The Church is already feminine - deeply, deeply feminine. The Church as a whole is the Bride of Christ, and Holy Communion, the consummation of that Holy and Eternal Marriage. In the Mass, the Bridegroom offers Himself as an immolation for His Bride, and the Bride approaches, open to receive Him and offer fully of herself in sacred union.

This is why many Cathedrals and other churches built in the traditional style have a canopy (Baldacchino) over the high altar; it represents this spousal relationship between God and His people.

Look around you in a beautiful parish:  there is stained glass full of symbolism pointing to the purity of the Saints, the sacrifices they made, colors representing universal understanding of things like martyrdom, betrayal, royalty, purity, chivalry...the list goes on. The light of the sun falling through the glass is an adornment upon the Bride, reflected through the jewels created by human hands for the Glory of God. The statues of Mary, Jesus and the Saints are breathtaking, often adorned with floral arrangements, and established within a parish to give proper significance to them in relation to the people, the parish, and the Church as a whole. These things point to eternity and speak volumes of the sensuality and intuitiveness proper to the nature of women.

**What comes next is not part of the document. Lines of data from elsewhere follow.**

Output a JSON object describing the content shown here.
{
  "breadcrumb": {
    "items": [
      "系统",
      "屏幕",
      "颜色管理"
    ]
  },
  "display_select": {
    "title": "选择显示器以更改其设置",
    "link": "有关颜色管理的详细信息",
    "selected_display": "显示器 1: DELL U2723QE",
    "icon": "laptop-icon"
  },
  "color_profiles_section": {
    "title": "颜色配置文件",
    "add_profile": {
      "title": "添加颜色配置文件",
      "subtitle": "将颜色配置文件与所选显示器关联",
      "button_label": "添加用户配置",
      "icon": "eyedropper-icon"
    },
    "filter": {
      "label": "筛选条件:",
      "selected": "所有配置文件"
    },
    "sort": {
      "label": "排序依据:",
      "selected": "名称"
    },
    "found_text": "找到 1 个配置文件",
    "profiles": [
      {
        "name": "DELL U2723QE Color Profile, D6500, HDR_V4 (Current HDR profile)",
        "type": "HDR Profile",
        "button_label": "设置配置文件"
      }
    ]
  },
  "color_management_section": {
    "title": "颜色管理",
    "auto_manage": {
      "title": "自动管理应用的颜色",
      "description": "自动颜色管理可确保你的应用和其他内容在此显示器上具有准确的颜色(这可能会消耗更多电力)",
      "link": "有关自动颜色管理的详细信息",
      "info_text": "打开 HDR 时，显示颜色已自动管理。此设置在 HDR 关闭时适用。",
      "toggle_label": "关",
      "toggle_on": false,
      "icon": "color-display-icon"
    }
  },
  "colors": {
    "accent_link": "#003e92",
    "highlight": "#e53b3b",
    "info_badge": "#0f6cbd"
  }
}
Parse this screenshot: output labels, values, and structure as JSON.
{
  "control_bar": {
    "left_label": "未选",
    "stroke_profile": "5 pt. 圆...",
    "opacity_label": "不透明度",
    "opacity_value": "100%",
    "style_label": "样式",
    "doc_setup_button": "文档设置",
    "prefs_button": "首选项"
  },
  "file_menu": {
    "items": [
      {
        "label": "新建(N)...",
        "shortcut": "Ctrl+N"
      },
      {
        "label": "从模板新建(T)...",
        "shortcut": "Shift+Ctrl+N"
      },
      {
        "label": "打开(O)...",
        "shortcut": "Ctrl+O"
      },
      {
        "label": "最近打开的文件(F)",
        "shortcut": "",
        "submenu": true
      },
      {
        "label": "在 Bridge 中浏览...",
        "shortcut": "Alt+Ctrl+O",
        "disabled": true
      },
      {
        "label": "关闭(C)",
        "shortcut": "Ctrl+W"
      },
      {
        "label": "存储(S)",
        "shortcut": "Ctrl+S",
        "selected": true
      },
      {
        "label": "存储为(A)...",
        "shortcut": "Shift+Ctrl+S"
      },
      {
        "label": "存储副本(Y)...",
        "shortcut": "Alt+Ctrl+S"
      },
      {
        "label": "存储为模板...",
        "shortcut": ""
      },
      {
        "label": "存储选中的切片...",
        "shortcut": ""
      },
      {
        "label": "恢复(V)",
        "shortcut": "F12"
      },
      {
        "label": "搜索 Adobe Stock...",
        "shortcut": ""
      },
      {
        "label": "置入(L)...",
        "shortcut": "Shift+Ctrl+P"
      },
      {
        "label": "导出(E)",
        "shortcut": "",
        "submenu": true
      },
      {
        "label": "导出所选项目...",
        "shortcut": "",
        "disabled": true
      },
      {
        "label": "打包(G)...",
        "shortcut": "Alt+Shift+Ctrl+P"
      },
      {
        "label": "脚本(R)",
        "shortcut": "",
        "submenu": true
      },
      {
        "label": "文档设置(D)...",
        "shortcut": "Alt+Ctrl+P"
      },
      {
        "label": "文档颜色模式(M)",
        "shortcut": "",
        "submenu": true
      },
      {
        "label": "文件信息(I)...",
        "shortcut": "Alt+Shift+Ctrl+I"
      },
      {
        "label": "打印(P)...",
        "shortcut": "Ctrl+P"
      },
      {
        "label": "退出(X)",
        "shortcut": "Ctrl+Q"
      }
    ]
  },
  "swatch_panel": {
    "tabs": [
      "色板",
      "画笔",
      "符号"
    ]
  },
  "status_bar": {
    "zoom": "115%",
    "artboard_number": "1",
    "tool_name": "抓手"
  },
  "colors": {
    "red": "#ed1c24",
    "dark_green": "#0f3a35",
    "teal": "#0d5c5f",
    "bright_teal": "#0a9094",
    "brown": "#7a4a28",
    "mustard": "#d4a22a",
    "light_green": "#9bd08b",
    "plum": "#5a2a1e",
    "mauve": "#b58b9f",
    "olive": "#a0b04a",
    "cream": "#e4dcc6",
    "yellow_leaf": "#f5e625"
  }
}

The clothing worn by the priests and altar servers are made often by women - nuns who have given their lives to their Lord -Brides in the individual sense, with Him, laying their lives down in sacrifice proper to a spouse. The chausables from any time in history therefore have a woman's touch, a sense of beauty that both pleases the eye and guides one to meditate upon eternity.

Consider the architecture of a great Cathedral or beautiful Church, and compare it to the beauty of a woman, perhaps as described in the Song of Songs. People of many faiths, and none at all, visit Catholic Cathedrals, Basilicas, and Churches as tourists, in awe of the magnificence.  One cannot help, when entering these buildings, but to recognize the feminine nature of our ancient decor.

And then contrast it with the more "feminized" buildings, vestments, and "art" of the modern culture - and wonder if someone drank too much kool-aid and decided to take up the hobby of the destruction of beauty.

The Masculinity of the Priesthood

As Reginaldus discusses, St. Joseph is the epitome of masculine worship. He is a protector, he knows about sacrifice, suffering, and in all that, was a compliment to his spouse and a father to Our Lord.

The nature of the priesthood is both one of service and sacrifice. There is a hard practicality to that sacred Vocation which is informed by the feminine nature of the Church as a whole, yet reinforced with a solid foundation so as to stand as a bulwark against the winds that try to buffet her about.

The Church needs BOTH of these natures, the masculine and feminine, in order to bear fruit, and do so abundantly.

The disorder we've been both witness to and suffered from in the last 50 years or so has confused the nature of the liturgy and has caused great divisions among the faithful. I truly believe that this is one of the reasons John Paul II wrote the Theology of the Body, and that this series of Wednesday Audiences was the harbringer of Pope Benedict XVI's liturgical reforms.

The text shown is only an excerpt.